|Won't be picking this up again.|
I haven’t been travelling much, and as that’s when I usually pick up print fashion magazines, I haven’t been nose down in very many such publications. I recently, on a whim, decided to pick up Allure – the September issue. I can’t recall a time when I’ve wanted so badly to chuck a magazine in the trash. Forgive me while I paraphrase because I wouldn’t actually buy the issue. When I reached the page where it said in title headings both “How to shop at chain stores” and “How to style cheap clothes” or maybe it was “How to wear cheap clothes” – we’re emphasizing the word CHEAP here, I started to throw up in my mouth. And then the quote immediately following the line about “CHEAP” clothes was by some stylists saying something along the lines of “Everyone’s buying cheap clothes for basics these days, it’s just what people are doing,” (Again, I am paraphrasing – but that was the general idea), I wrinkled my whole face in absolute disgust and revulsion.
If you’ve never read Allure before, it is a magazine that largely focuses on makeup, skincare products, and the like. It is a very girly magazine. They generally include a smallish fashion section. Who reads this magazine? You would guess from the content of the magazine that their market is everywoman/manygaymen in Anytown, USA. After reading that page, I would guess that no one would want to read this magazine. What an elitist soliloquy of swill. Did they forget that most people can not afford to purchase high end designer couture? There is absolutely nothing wrong with purchasing your clothes at the mall, TJ Maxx, the Salvation Army, or K-Mart: whatever you can afford as long as you are not leaving the house WITHOUT PANTS! To label everything that is not designer as “cheap,” I find unbelievably offensive. When I hear the word cheap, I don’t think inexpensive, I think made like shit. And to counter, I would like to point out that an awful lot of what the fashion mags would consider “designer,” is, in fact, made like shit. To be quite honest, unless the tag on my clothing says “Made in Italy” or any other European country where I know the person who made it was paid an acceptable living wage, the garment was most likely “made like shit.” EVEN THEN, I have a pair of ValentinoRED ballet flats, made in Italy, cost more than I feel comfortable sharing with you, and they are TERRIBLE. The bow on one shoe came unfixed after 6 or 7 wears, I had to have it fixed at the cobbler, and now the other one’s come off. I’ve mentioned before, Alice + Olivia, Vince, Joie, Kate Spade, low end Marc Jacobs, much Louis Vuitton, need I go on, is all made in CHINA. The only thing differentiating it from something you buy at Zara is the name on the tag, well, and the ridiculous amount of money you paid for it.
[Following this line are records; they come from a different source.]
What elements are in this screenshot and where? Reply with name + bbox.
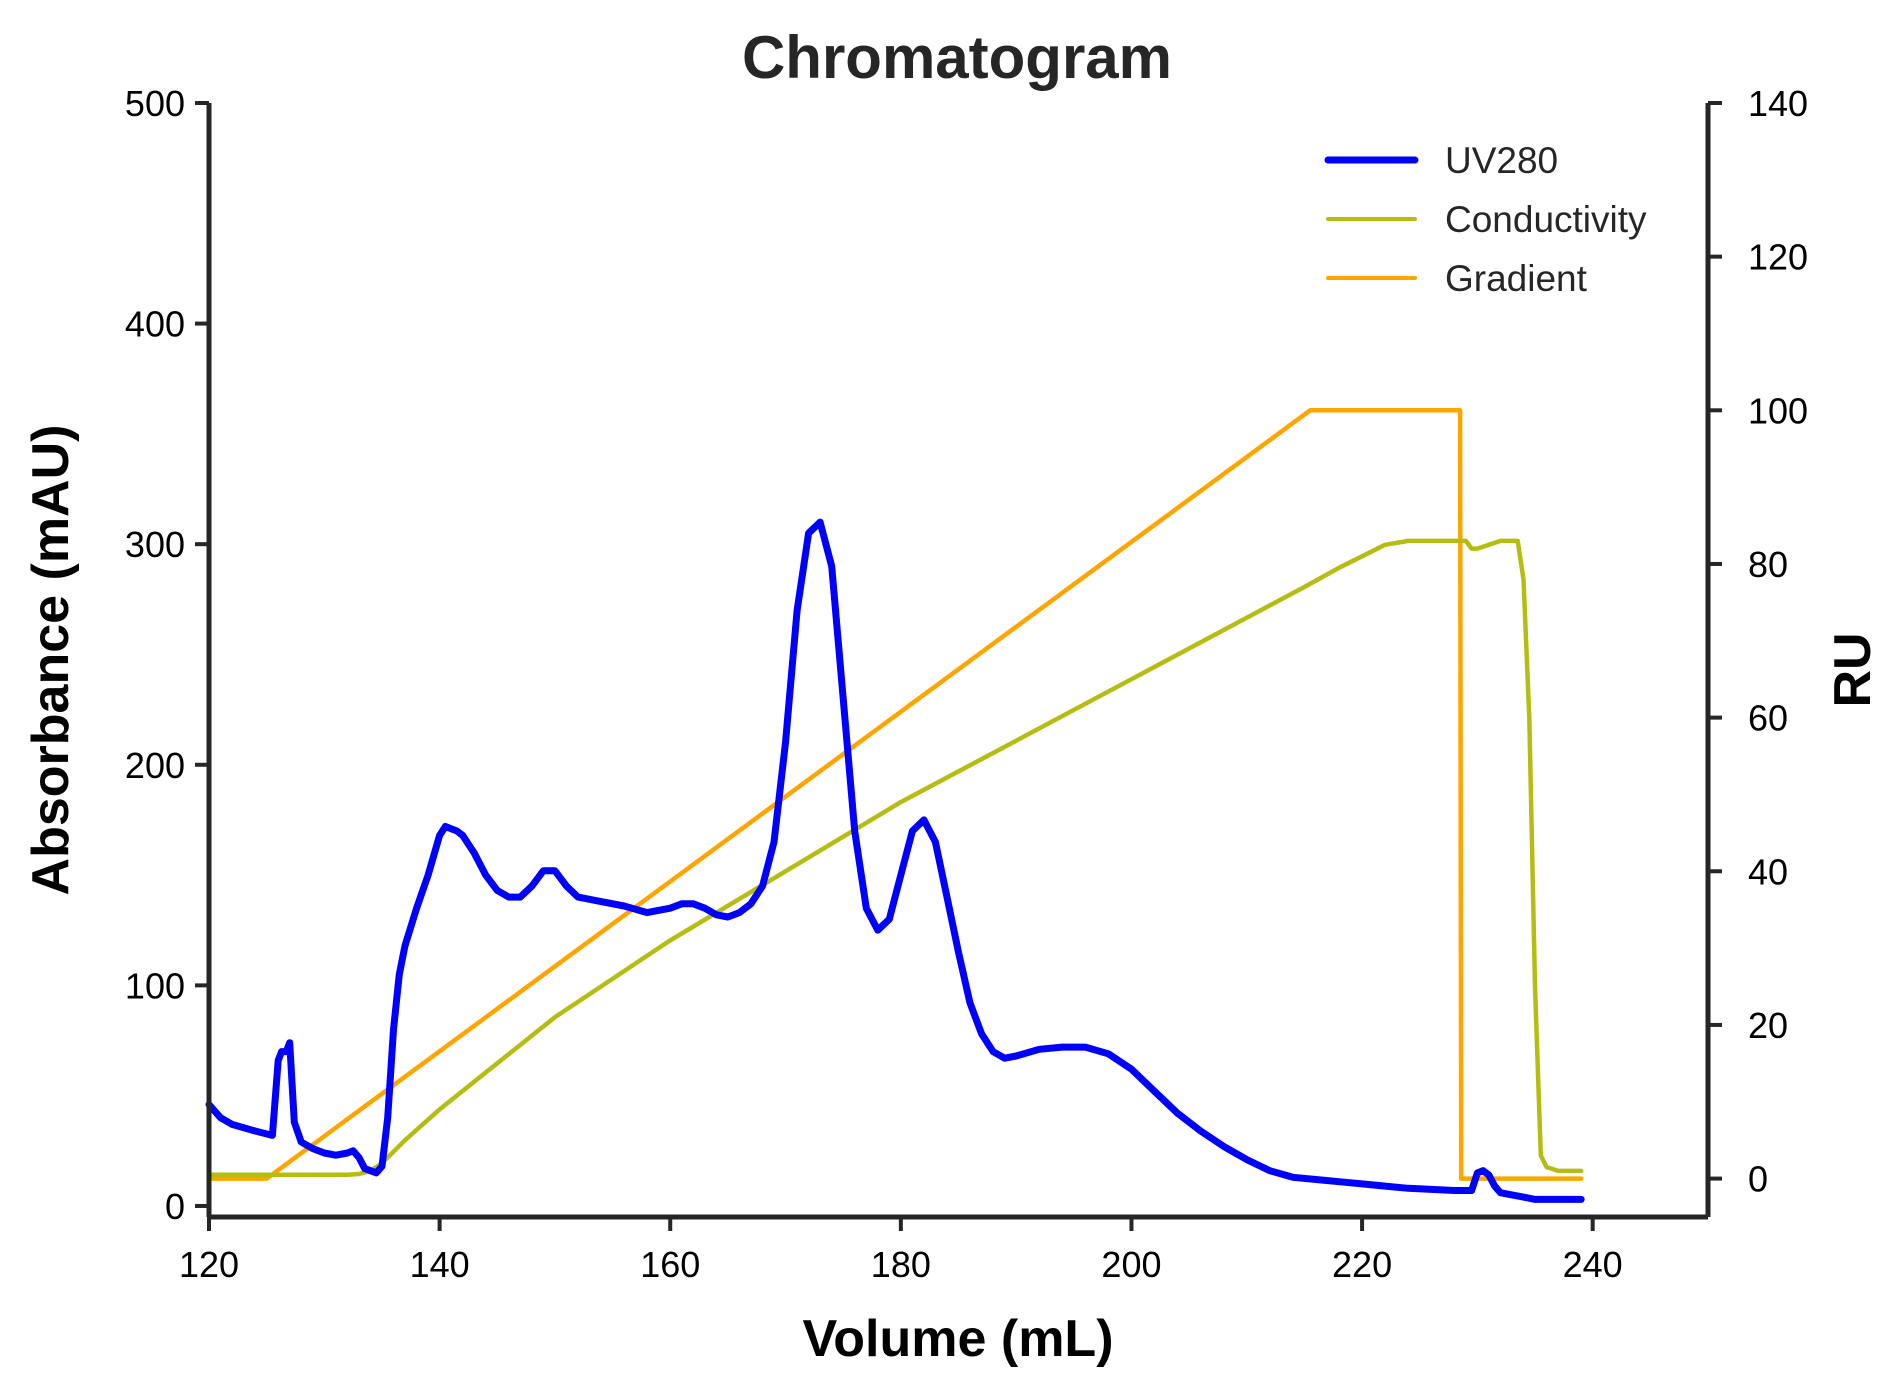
x-tick-label: 160 [640,1244,700,1285]
y-tick-label: 100 [125,965,185,1006]
x-ticks: 120 140 160 180 200 220 240 [179,1217,1623,1285]
x-tick-label: 140 [410,1244,470,1285]
y-tick-label: 300 [125,524,185,565]
y2-tick-label: 80 [1748,544,1788,585]
x-axis-label: Volume (mL) [802,1310,1113,1368]
x-tick-label: 120 [179,1244,239,1285]
legend-label: UV280 [1445,140,1558,181]
y2-tick-label: 140 [1748,83,1808,124]
legend-label: Gradient [1445,258,1588,299]
x-tick-label: 220 [1332,1244,1392,1285]
x-tick-label: 180 [871,1244,931,1285]
series-line-gradient [206,408,1584,1181]
y2-tick-label: 60 [1748,698,1788,739]
right-y-ticks: 0 20 40 60 80 100 120 140 [1708,83,1808,1200]
y-tick-label: 400 [125,304,185,345]
chart-title: Chromatogram [742,24,1172,91]
y-tick-label: 200 [125,745,185,786]
x-tick-label: 200 [1101,1244,1161,1285]
y2-axis-label: RU [1824,632,1882,707]
left-y-ticks: 0 100 200 300 400 500 [125,83,209,1227]
x-tick-label: 240 [1563,1244,1623,1285]
y2-tick-label: 0 [1748,1159,1768,1200]
series-layer [205,408,1585,1203]
legend: UV280 Conductivity Gradient [1324,140,1647,299]
series-line-uv280 [205,518,1585,1203]
legend-label: Conductivity [1445,199,1647,240]
y2-tick-label: 40 [1748,851,1788,892]
y-tick-label: 500 [125,83,185,124]
y-axis-label: Absorbance (mAU) [22,425,80,896]
y2-tick-label: 100 [1748,390,1808,431]
y-tick-label: 0 [165,1186,185,1227]
y2-tick-label: 20 [1748,1005,1788,1046]
y2-tick-label: 120 [1748,237,1808,278]
series-line-conductivity [206,538,1584,1177]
While I’m at it, I would also like to broach the subject of these “Lust or Must” and “Splurge or Steal” sections most of these magazines have. They have no problem identifying Lust and Splurge items. Defining “Must” and “Steal” however, seems to have confounded the editors at fashion magazines like Elle and Marie Claire. My idea of a must is going to the Gap outlet and finding a t-shirt on the clearance rack for $3. Granted, I realize that when trying to mimic the styling of an expensive outfit on a budget, $3 will not get you anywhere. Unfortunate for the aforementioned editing teams, I do have the sense to know that anything that costs more than $100 is NOT a must, unless you are buying a car. $100 for a brand new car? That is a must. I can’t recall the last time I saw one of these price comparison editorials that didn’t have at least a couple (mmm, more than half would probably be more accurate) of “steals” that cost a few hundred. Adding insult to injury, the proposed “steals” are usually not even a close second to the original - multiple hundred dollar ugly knockoffs. The only steal going on is the retailer putting your dollars in their till.
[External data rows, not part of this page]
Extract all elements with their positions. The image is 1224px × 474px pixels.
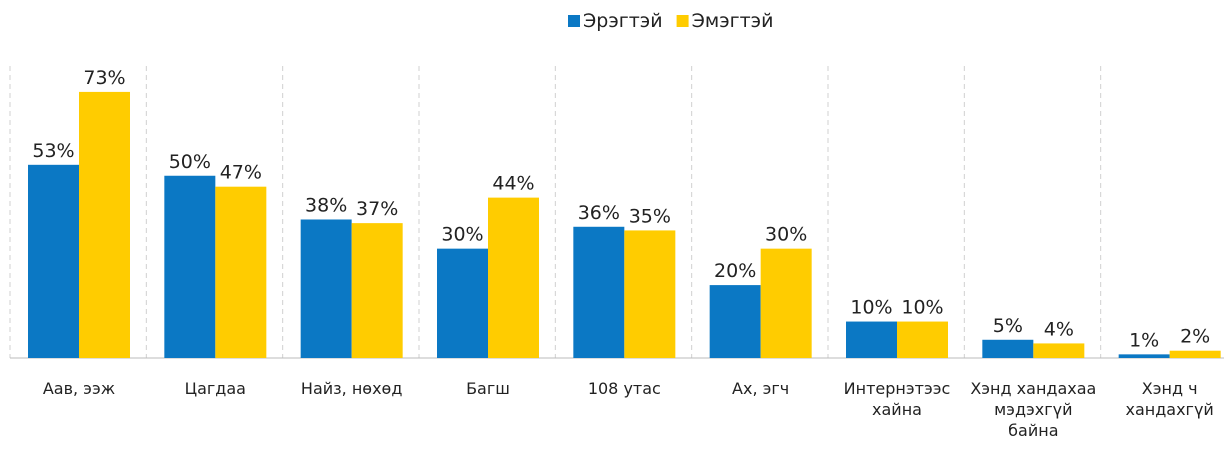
data-label: 50% — [169, 151, 211, 173]
bar — [437, 248, 488, 358]
bar — [624, 230, 676, 358]
data-label: 4% — [1044, 318, 1074, 340]
data-label: 5% — [993, 315, 1023, 337]
data-label: 30% — [441, 224, 483, 246]
x-tick-label: Найз, нөхөд — [300, 379, 403, 398]
data-label: 35% — [629, 205, 671, 227]
bar — [300, 219, 352, 358]
bar — [1118, 354, 1170, 358]
data-label: 37% — [356, 198, 398, 220]
bar — [573, 226, 625, 358]
data-label: 44% — [492, 173, 534, 195]
bar — [215, 186, 267, 358]
data-label: 2% — [1180, 326, 1210, 348]
data-label: 47% — [220, 162, 262, 184]
x-tick-label: Цагдаа — [184, 379, 246, 398]
x-tick-label: Аав, ээж — [42, 379, 116, 398]
x-tick-label: Хэнд ч хандахгүй — [1125, 379, 1214, 419]
bar — [351, 223, 403, 358]
bar — [982, 339, 1034, 358]
x-tick-label: Интернэтээс хайна — [843, 379, 951, 419]
x-tick-label: 108 утас — [587, 379, 661, 398]
bar — [846, 321, 897, 358]
data-label: 73% — [83, 67, 125, 89]
bar — [897, 321, 948, 358]
legend-label: Эмэгтэй — [692, 10, 774, 32]
bar — [164, 175, 216, 358]
bar — [1033, 343, 1085, 358]
bar — [488, 197, 539, 358]
bar — [28, 164, 79, 358]
legend-label: Эрэгтэй — [583, 10, 663, 32]
bar — [709, 285, 761, 358]
data-label: 10% — [850, 297, 892, 319]
x-tick-label: Хэнд хандахаа мэдэхгүй байна — [970, 379, 1097, 440]
legend-swatch — [568, 15, 580, 27]
bar — [79, 91, 130, 358]
legend-swatch — [676, 15, 689, 27]
data-label: 30% — [765, 224, 807, 246]
x-tick-label: Ах, эгч — [732, 379, 790, 398]
data-label: 1% — [1129, 329, 1159, 351]
data-label: 36% — [578, 202, 620, 224]
data-label: 53% — [32, 140, 74, 162]
x-tick-label: Багш — [466, 379, 510, 398]
bar — [1169, 350, 1221, 358]
bar — [760, 248, 812, 358]
data-label: 10% — [901, 297, 943, 319]
data-label: 20% — [714, 260, 756, 282]
data-label: 38% — [305, 194, 347, 216]
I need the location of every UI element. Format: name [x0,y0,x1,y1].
I’m not sure what these magazines are trying to tell us. Are we not good enough to be their readers? Are we style-devoid buffoons who need a bunch of dimwits to tell us how to wear our “cheap” clothes? I, for one, am sick of the media – ANY AND ALL OF THEM – trying to tell me that my thoughts and suppositions are wrong, lying to me, and acting like they are the high court for the world’s celebrities. Perhaps I expect too much from a section of society that acts like overpaid busybodies. It seems you can’t expect much from anyone in the public eye these days.